Press "Enter" to skip to content

Board of Trustees adopts recommendations on climate change

 Photo Courtesy of gazettenet.com ||  In an email on Monday, President McCartney announced the college would take concrete steps to divest its endowment. 
Photo Courtesy of gazettenet.com ||  In an email on Monday, President McCartney announced the college would take concrete steps to divest its endowment. 

Katherine Hazen ‘18 and Tyra Wu ‘19
Editor-in-Chief and Associate Editor

In a campus-wide email sent Monday, President Kathleen McCartney and Board of Trustees Chair Deborah Duncan ’77 that the college will adopt four strategic recommendations to divest the endowment of fossil fuels. The decision came at the Saturday meeting of the Board of Trustees.  

The recommendations came from a group of trustees, faculty, staff and students known as the Advisory Committee on Investor Responsibility (ACIR). ACIR’s suggestions were largely informed by the Study Group on Climate Change from March and the “advocacy of Divest Smith College and the Student Government Association,” the email stated. 

The recommendations will influence how Smith’s $1.8 billion endowment will be invested. The first recommendation states that Smith will gradually increase its impact investments from $9.5 million to $30 million. 

The board also voted to increase the number of funds and managers who follow environmental, social and governance principles, according to the email. The Investment Committee, a subsection of the Board of Trustees, will avoid any future direct holdings in coal. 

As the recommendations are implemented, Smith will continue to report on the progress.

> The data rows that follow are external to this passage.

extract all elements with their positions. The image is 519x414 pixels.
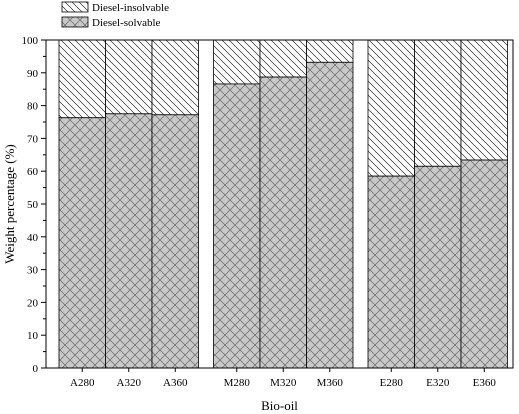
- legend-label-solvable: Diesel-solvable: [92, 17, 161, 29]
- bar-solvable-A360: [151, 114, 199, 369]
- y-tick-label-30: 30: [27, 265, 39, 277]
- x-tick-label-E320: E320: [426, 377, 450, 389]
- x-axis-title: Bio-oil: [261, 398, 298, 413]
- bar-solvable-M320: [259, 76, 307, 369]
- bar-insolvable-E280: [367, 39, 415, 177]
- x-tick-label-E280: E280: [380, 377, 404, 389]
- y-tick-label-20: 20: [27, 297, 39, 309]
- bar-insolvable-E320: [414, 39, 462, 167]
- bar-insolvable-A320: [105, 39, 153, 115]
- legend: Diesel-insolvable Diesel-solvable: [61, 1, 169, 29]
- y-tick-label-100: 100: [22, 35, 39, 47]
- x-axis: A280 A320 A360 M280 M320 M360 E280 E320 E360: [70, 368, 496, 389]
- y-tick-label-0: 0: [33, 363, 39, 375]
- legend-label-insolvable: Diesel-insolvable: [92, 2, 169, 14]
- y-tick-label-50: 50: [27, 199, 39, 211]
- bar-solvable-M360: [306, 61, 354, 369]
- bar-solvable-A320: [105, 113, 153, 369]
- bar-solvable-E320: [414, 165, 462, 369]
- y-tick-label-80: 80: [27, 101, 39, 113]
- legend-swatch-solvable: [61, 16, 89, 28]
- x-tick-label-A280: A280: [70, 377, 95, 389]
- bar-insolvable-M280: [213, 39, 261, 85]
- x-tick-label-M320: M320: [270, 377, 297, 389]
- x-tick-label-A360: A360: [163, 377, 188, 389]
- bar-insolvable-M360: [306, 39, 354, 63]
- y-tick-label-60: 60: [27, 166, 39, 178]
- bar-solvable-E360: [460, 159, 508, 369]
- x-tick-label-M360: M360: [317, 377, 344, 389]
- y-tick-label-70: 70: [27, 133, 39, 145]
- y-axis: 0 10 20 30 40 50 60 70 80 90 100: [22, 35, 46, 375]
- x-tick-label-M280: M280: [224, 377, 251, 389]
- bar-insolvable-A280: [58, 39, 106, 119]
- bar-insolvable-E360: [460, 39, 508, 161]
- y-tick-label-90: 90: [27, 68, 39, 80]
- y-axis-title: Weight percentage (%): [2, 144, 17, 264]
- bar-insolvable-A360: [151, 39, 199, 116]
- bar-solvable-E280: [367, 175, 415, 369]
- x-tick-label-E360: E360: [473, 377, 497, 389]
- x-tick-label-A320: A320: [117, 377, 142, 389]
- y-tick-label-40: 40: [27, 232, 39, 244]
- y-tick-label-10: 10: [27, 330, 39, 342]
- bar-solvable-M280: [213, 83, 261, 369]
- legend-swatch-insolvable: [61, 1, 89, 13]
- bars-layer: [58, 39, 508, 369]
- bar-solvable-A280: [58, 117, 106, 369]
- plot-frame: [45, 39, 514, 369]
- bar-insolvable-M320: [259, 39, 307, 78]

“I think the recommendations of the ACIR and the Trustees’ adoption of those recommendations are a good first step,” Professor Susan Sayre, who teaches Environmental Economics, said in an email to The Sophian . “We should continue to use our position as a purchaser of investment services to push for those opportunities and to encourage Investure [the college’s outsourced investment office] to be in the forefront of that development.”

“Given the landscape of investment opportunities today,” Sayre continued. “My sense is that immediate full divestment would likely impose financial costs on the college that exceed the benefit it would have in terms of reducing climate change.” 

Last week Divest Smith College, a student group that has led this charge since 2012, behind a protest outside Seelye Hall, coinciding with the arrival of the Board of Trustees. According to Divest, more than $100 million of the endowment is currently invested in fossil fuels. 

Divest Smith College told The Sophian via email that while “we are very pleased that the committee, after two years of deliberation, finally produced a concrete set of recommendations regarding climate change and that the board has approved them … our goal remains the same as always: full fossil fuel divestment.” The group was specifically pleased with the recommendation to avoid future holdings in coal. 

“Taking a broader perspective, the college has a number of choices about how to contribute to reducing climate change,” Sayre said. “While I’m certainly not in a position to say so definitively, my rough sense is that dollar for dollar, we will have a larger impact from dollars spent on reducing our institutional carbon footprint and investing in regional carbon reduction activities than we will through immediate divestment.”

President McCartney signed off her email Monday by celebrating the accomplishment of aligning the endowment with the values of Smith’s mission in “educating women of promise for lives of distinction and purpose.”